El mayor fracaso político del Estado consistió en no aplicar a tiempo el artículo 155 de la Constitución. La activación de la cláusula de coerción constitucional debió producirse tras las sesiones parlamentarias del 6 y 7 de septiembre cuando se consumó la mayor agresión a los intereses de España con las leyes de desconexión. La intervención de la autonomía catalana en ese momento hubiese evitado la judicialización penal del proceso. Con la aplicación en su momento del 155, el Ejecutivo de Carles Puigdemont habría quedado desapoderado y los hechos que hoy configuran indiciariamente los delitos de sedición y rebelión no se habrían producido. No estarían en la cárcel los políticos que siguen en ella preventivamente después de un año y a la espera de juicio. El Gobierno prefirió incomprensiblemente dejar que el proceso fuese cumpliendo su calendario en vez de abortar el itinerario que conducía a sus impulsores a incurrir en ilícitos penales. Con el 155 no se habrían producido los hechos tumultuarios del 20-S ni celebrado el referéndum del 1-O.

El segundo fracaso del Estado fue el operativo. Los efectivos policiales enviados a Cataluña, además de escasos para la dimensión del desafío, carecieron de la dirección adecuada, no estaban preparados para actuar con acierto en un episodio como el que se estaba preparando, y fueron acomodados de manera indigna, entre otras muchas circunstancias que provocaron tensiones extraordinarias entre distintos ministerios del Gobierno. Al fracaso del operativo policial se añadió el fiasco de los servicios de inteligencia (CNI) reconocido por su actual director el pasado jueves. La ingenuidad con la que los responsables de Interior interactuaron con los Mossos, renuentes a cualquier tipo de colaboración efectiva, situó al Estado en una posición casi patética. Cuando las urnas aparecieron en colegios abiertos, la sociedad española experimentó una aguda sensación de ridículo.

Y el tercer fracaso fue el estratégico. Cuando el Gobierno, prácticamente al alba del 1-O, pudo comprobar que el referéndum, sin sindicatura electoral y con un censo universal, se iba a celebrar, debió lanzar una declaración institucional que invalidase a todos los efectos los eventuales resultados de la consulta.

En vez de jugar esa baza estratégica ordenó la intervención policial que derivó en una represión violenta que sirvió como efecto llamada para una mayor participación.
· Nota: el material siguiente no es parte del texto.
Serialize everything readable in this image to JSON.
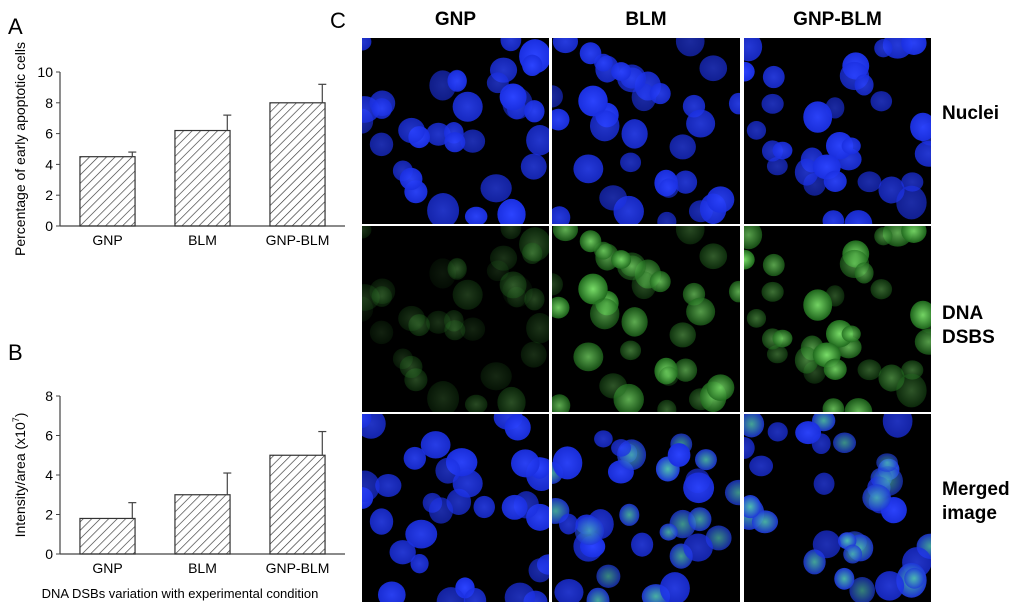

La acción policial propició unas imágenes que erosionaron internacionalmente la reputación del Estado y consolidó en amplios sectores de Cataluña la idea del Estado español como aparato represor.

Fueron estos tres fracasos del Estado -consecuencia de una «operación diálogo» que ensayó con escaso acierto el Gobierno de Rajoy, que no contó con la colaboración del independentismo- los que garantizan que en el futuro inmediato las maneras de conducirse ante el separatismo catalán serán distintas a las que fueron. Es muy importante para todos que el independentismo sea consciente de que el Estado ha aprendido de sus errores y que su monitorización ahora nada tiene que ver con la que le aplicó en el periodo que fue entre el 9-N del 2014 y el 1-O del 2017.

Ante estos fracasos del Estado del 1-O, quizá se entiendan mejor dos episodios posteriores: el discurso rescatador del Rey el 3 de octubre y el cambio de sede de las grandes empresas catalanas. Pareció aquel domingo que Cataluña se le escapaba de las manos al Estado e iniciaba una aventura inquietantemente improbable que Netflix (Dos Cataluñas) disecciona para una audiencia millonaria.